Le développement de supports d’apprentissage visuels, auditifs ou kinesthésiques n’est donc absolument pas à mettre à la poubelle, mais il doit impérativement être utilisé de manière combinée pour tous les élèves, et pas de manière différenciée en fonction de la préférence de l’élève.


Si tu donnes un support sous forme de texte à tes élèves, ajoute-y des images dont les informations sont redondantes par rapport au texte.

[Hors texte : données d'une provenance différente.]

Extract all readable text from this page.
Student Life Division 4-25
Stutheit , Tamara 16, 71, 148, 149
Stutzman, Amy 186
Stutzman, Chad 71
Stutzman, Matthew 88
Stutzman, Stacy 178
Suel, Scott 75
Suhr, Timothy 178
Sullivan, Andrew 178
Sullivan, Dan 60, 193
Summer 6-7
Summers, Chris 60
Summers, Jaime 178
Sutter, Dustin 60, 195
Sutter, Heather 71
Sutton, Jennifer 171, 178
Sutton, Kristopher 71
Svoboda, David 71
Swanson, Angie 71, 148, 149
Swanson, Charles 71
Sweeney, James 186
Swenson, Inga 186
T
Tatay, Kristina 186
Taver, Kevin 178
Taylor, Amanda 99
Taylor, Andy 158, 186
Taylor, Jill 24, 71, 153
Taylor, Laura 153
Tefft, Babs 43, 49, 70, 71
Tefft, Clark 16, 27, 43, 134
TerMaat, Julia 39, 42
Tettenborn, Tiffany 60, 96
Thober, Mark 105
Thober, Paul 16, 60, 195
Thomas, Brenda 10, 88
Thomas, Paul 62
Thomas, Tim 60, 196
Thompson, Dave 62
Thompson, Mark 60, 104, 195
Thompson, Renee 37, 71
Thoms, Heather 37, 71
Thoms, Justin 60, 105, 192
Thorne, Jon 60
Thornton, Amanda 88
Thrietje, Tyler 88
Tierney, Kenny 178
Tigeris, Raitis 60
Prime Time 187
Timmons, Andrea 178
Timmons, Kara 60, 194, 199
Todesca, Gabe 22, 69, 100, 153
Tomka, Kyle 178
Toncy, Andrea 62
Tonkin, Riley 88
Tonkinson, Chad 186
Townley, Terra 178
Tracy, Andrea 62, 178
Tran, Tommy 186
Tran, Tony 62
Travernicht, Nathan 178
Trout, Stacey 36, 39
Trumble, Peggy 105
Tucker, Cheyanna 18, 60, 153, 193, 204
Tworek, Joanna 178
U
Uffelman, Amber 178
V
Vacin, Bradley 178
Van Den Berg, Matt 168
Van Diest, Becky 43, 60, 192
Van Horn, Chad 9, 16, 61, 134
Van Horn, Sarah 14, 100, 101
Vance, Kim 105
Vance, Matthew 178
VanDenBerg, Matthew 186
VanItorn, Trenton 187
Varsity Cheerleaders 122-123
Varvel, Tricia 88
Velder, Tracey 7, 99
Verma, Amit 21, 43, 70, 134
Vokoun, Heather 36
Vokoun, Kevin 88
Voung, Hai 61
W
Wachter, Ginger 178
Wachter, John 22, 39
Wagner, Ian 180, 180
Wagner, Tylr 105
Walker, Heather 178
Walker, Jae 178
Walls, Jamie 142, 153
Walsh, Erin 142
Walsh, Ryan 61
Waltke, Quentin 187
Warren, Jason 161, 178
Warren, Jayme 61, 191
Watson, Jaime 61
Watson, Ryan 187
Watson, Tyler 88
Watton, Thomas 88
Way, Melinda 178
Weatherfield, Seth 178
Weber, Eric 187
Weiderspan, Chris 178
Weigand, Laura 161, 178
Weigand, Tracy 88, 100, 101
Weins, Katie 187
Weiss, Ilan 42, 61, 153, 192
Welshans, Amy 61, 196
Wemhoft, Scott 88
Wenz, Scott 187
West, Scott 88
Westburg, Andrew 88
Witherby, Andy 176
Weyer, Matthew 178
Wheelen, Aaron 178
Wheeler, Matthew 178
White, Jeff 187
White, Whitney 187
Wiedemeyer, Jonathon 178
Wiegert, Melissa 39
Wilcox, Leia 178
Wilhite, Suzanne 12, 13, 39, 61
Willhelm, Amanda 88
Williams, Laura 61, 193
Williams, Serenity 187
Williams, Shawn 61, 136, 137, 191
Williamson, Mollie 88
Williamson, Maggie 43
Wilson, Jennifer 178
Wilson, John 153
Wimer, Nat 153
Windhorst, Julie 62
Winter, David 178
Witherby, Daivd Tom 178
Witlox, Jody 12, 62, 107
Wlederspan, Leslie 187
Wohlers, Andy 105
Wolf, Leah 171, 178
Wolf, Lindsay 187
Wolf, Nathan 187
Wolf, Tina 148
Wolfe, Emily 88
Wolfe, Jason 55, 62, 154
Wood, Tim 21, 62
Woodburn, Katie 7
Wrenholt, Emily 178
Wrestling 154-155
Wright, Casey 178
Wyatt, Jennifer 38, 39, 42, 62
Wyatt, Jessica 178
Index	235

Ajoute un lien vers une vidéo ou vers un audio que l’élève pourra regarder ou écouter. Si tu expliques quelque chose oralement, profite-en pour projeter également l’information de manière graphique au tableau. Essaie de toujours combiner différents styles d’apprentissage afin d’activer un maximum de zones du cerveau de tes élèves, ce qui a pour conséquence de maximiser leur apprentissage.


Je voulais te parler de tout ça aujourd’hui car j’entends régulièrement des collègues parler des styles d’apprentissage avec leurs élèves, et je vois souvent passer des publications sur les réseaux sociaux de profs pleins de bonne volonté qui partagent des ressources basées sur les styles d’apprentissage, qui veulent faire découvrir leur style d’apprentissage à leurs élèves et développer des outils de différenciation basés sur ce neuromythe. Il y a quelques années, je croyais moi aussi qu’ils existaient. Mais au vu de ce que je t’ai raconté aujourd’hui, j’espère que tu es maintenant d’accord pour dire qu’il faut anéantir ce mythe, particulièrement auprès des enseignants, afin qu’on puisse expliquer aux élèves, et aux parents, que l’enseignement basé sur une seule modalité d’apprentissage n’est pas quelque chose de bénéfique.


Si tu te sens d’attaque pour ça, tu peux même faire une petite expérience avec tes élèves. Parle-leur des styles d’apprentissage et demande-leur comment est-ce qu’on pourrait tester la validité de cette théorie. En fonction de leur âge ou de leur niveau, ils devraient pouvoir eux-mêmes réinventer le test dont je t’ai parlé plus tôt. Tu peux aussi simplement leur expliquer quel test il faudrait réaliser. Et puis, quoi de mieux que de faire le test grandeur nature avec eux ? Organise une séance sur la méthode scientifique en posant ton hypothèse de départ, en faisant l’expérience puis en analysant les résultats obtenus ! Tu peux simplement leur demander de retenir une dizaine de mots que tu leur donnes soit grâce à une image (support visuel), soit en leur lisant les mots (support auditif). Ensuite, tu peux même comparer leurs résultats en refaisant l’expérience mais cette fois en proposant un apprentissage multimodal : montre l’image, le mot écrit et dis le mot également. Pour faire tout ça, c’est important que tu te sentes à l’aise pour discuter des résultats, même s’ils ne sont pas parfaits, et des biais potentiels d’une telle expérience menée à une si petite échelle qu’est une classe.


Si tu veux en apprendre plus là-dessus, et également sur d’autres neuromythes courants en éducation, je te conseille l’excellent livre “Les neurosciences en éducation” qui présente 8 neuromythes, dont celui sur les styles d’apprentissage, avec des études scientifiques à l’appui.


Pour conclure, si tu dois retenir une seule chose de cet épisode : Il y a plein de méthodes d’apprentissage qui rendent l’apprentissage plus efficace. Mais les styles d’apprentissage n’en font pas partie.